TroelsLovesSquinkies · 02/09/2017 20:21

I'd be tempted to put a message on the family whatsapp group.
Am I really the only relative NOT invited to this?

But really I'd probably ask Mum, see what she says.

Salva · 02/09/2017 20:22

Any chance they are paying for the sister?

GingerWh1nger · 02/09/2017 20:24

I think there could be something in the 'snowball' idea - I come from a massive family and my mum is a kind soul who can't say no. Our family holiday always turned into a huge bunch of adult cousins etc tagging along who tended to invite themselves - while my parents were pleased to have company, there was a tipping point with numbers, especially with finances and trying to get everyone to cough up for their share. it became really stressful and we couldn't invite anyone else that we might have wanted to - ie family who were so nice (like you seem to be!) they wouldn't dream of imposing without an invite!

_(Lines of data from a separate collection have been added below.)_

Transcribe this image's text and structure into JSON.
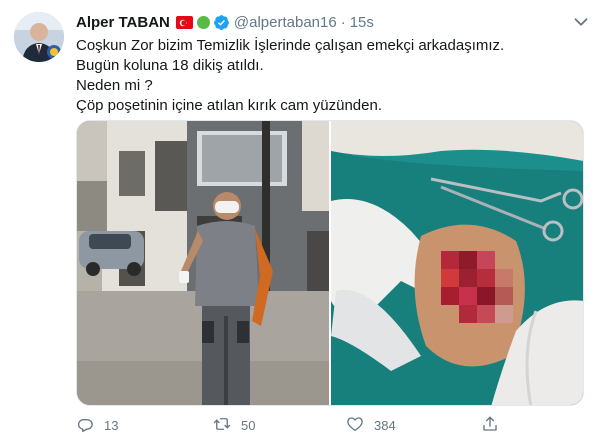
{
  "tweet": {
    "author_name": "Alper TABAN",
    "handle": "@alpertaban16",
    "separator": "·",
    "time": "15s",
    "lines": [
      "Coşkun Zor bizim Temizlik İşlerinde çalışan emekçi arkadaşımız.",
      "Bugün koluna 18 dikiş atıldı.",
      "Neden mi ?",
      "Çöp poşetinin içine atılan kırık cam yüzünden."
    ],
    "reply_count": "13",
    "retweet_count": "50",
    "like_count": "384"
  },
  "colors": {
    "text": "#14171a",
    "muted": "#657786",
    "verified": "#1da1f2",
    "flag": "#e30a17",
    "status_dot": "#58b947"
  },
  "icons": {
    "reply": "reply-icon",
    "retweet": "retweet-icon",
    "like": "heart-icon",
    "share": "share-icon",
    "more": "chevron-down-icon"
  }
}
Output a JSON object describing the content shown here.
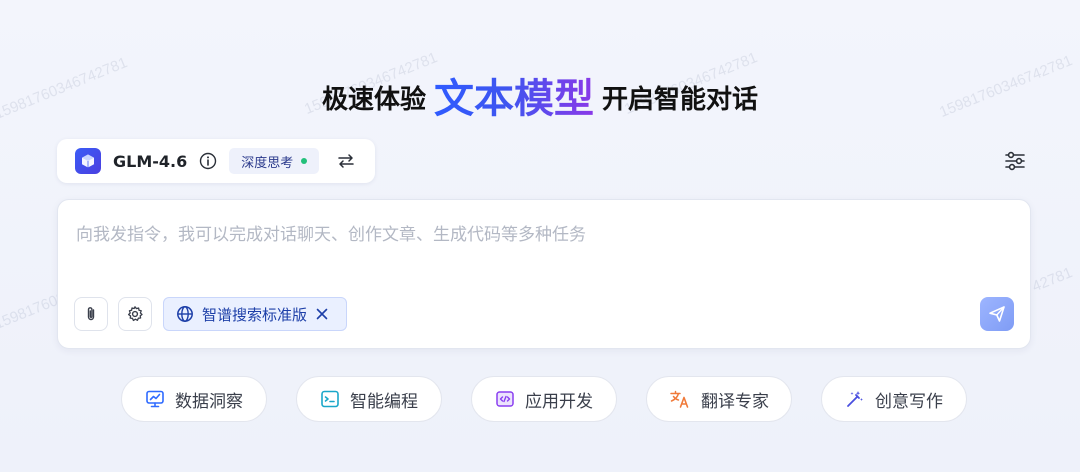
{
  "watermark": "15981760346742781",
  "headline": {
    "prefix": "极速体验",
    "highlight": "文本模型",
    "suffix": "开启智能对话"
  },
  "model_bar": {
    "model_name": "GLM-4.6",
    "deep_think_label": "深度思考"
  },
  "composer": {
    "placeholder": "向我发指令，我可以完成对话聊天、创作文章、生成代码等多种任务",
    "search_chip_label": "智谱搜索标准版"
  },
  "quick_actions": [
    {
      "label": "数据洞察",
      "icon": "chart-monitor-icon",
      "color": "#2f6bff"
    },
    {
      "label": "智能编程",
      "icon": "terminal-icon",
      "color": "#1aa7c9"
    },
    {
      "label": "应用开发",
      "icon": "code-window-icon",
      "color": "#8a3ff0"
    },
    {
      "label": "翻译专家",
      "icon": "translate-icon",
      "color": "#f07a3a"
    },
    {
      "label": "创意写作",
      "icon": "magic-wand-icon",
      "color": "#4a4fe0"
    }
  ],
  "colors": {
    "accent": "#3e55f0",
    "accent_purple": "#8a39e8",
    "status_green": "#22c07a",
    "send_button": "#8ea8f8"
  }
}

KoolKoala07 · 02/09/2017 20:26

That's very hurtful. Personally if it were me I'd just say 'er so what happened to my bloody invite?'

Slightlyperturbedowlagain · 02/09/2017 20:28

YANBU, it's horrible being left out like that. On the other hand it could well be the recipe for the holiday from hell.... they may all come back barely on speaking terms and you may have the last laugh Wink

Birdsgottafly · 02/09/2017 20:30

I think you should talk to your Mum, it may be that the others wasn't invited, they themselves suggested that they tag along.

This is going to fester and your Mum will be as upset when she gets back and can't change what's happened, than if you ask her before she goes.

At least do the suggestions on the WA group.